About ten years ago, Dan’s job moved us to a new community, and we joined a church with a different feel from any church we’d known before. The senior pastor spoke openly about his childhood in an alcoholic home and how his experiences had shaped his fears, expectations, attitudes, and patterns for relating. Other pastoral staff members referenced their struggles from their painful pasts. About a half a dozen pastoral staff members were licensed counselors, and several times a year the church offered to pay for counseling for individuals or family members in need.

Not just with church staff counselors.

The church had a health counsel that included physicians and counselors who taught regular classes on all aspects of health–including the brain. We were (and are) taught that stewardship of our bodies includes health in body, soul, and spirit, and that mental health is not an “add-on” to physical health.

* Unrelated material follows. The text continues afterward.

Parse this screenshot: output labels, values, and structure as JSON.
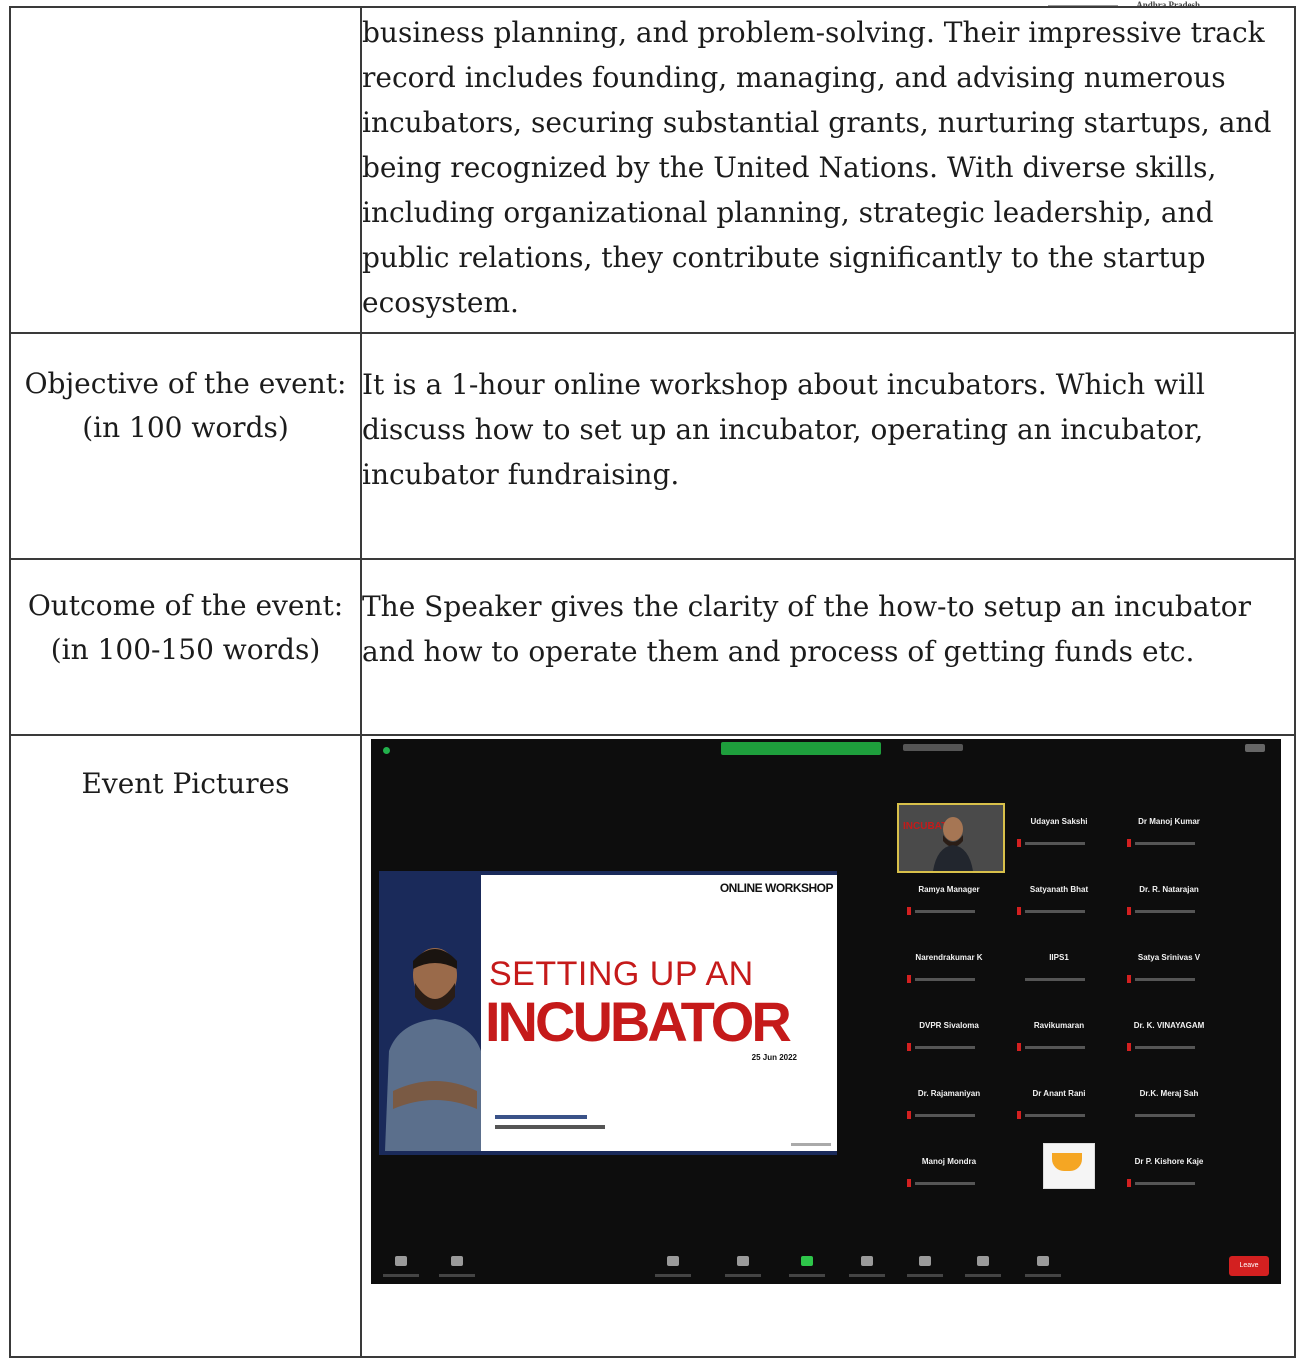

The most refreshing aspect of all is that those with brain illness (or mental illness) were welcomed in an environment of safety and support, were offered practical and financial resources, biblical teaching, and the counsel of experienced and godly professionals.

How the Church Can Help

  • Develop a top-down culture of openness toward mental health in the church. Pastors communicate safety and acceptance when they talk about their own failures, struggles, and journey of growth. Reflect healthy transparency as staff members about accountability in the battles of life.
  • Offer resources on brain illness to your church and community. Incorporate health ministry as integrated aspect of church life, and teach the biblical relevance of stewardship of body, mind, and soul. Even small churches can compile local and online resources or direct people to other ministries. Offer classes for those with chronic illnesses and their caregivers. Offer education from medical and mental health professionals, as well as those who have experienced medical and mental health needs. Give those within your community a voice.
  • Model and teach compassion, acceptance, respect, and grace. Many people with brain illness feel they have no one to talk to. A recent survey indicated that 49% of people are afraid to be a friend to someone with a diagnosed mental illness. If you’re a pastor, integrate message about mental health. Model compassion, love, and respect. If you’re a member, encourage church leaders to engage in training and seminars, such as the recent Gathering for Mental Health in the Church at Saddleback Church.
  • Network with other ministries. Learn what other churches in your community offer–GriefShare, Stephen Ministers, cancer support and chronic illness groups, respite and other support services.
  • Reach out. Sometimes hope begins with something as simple as a phone call, a hand on a shoulder, a cup of coffee, or taking time to simply listen.

Hang on. Read the Bible. And trust God. Then do what he did: jump into the mess of this world and confront the pain as you bring comfort and hope to the suffering.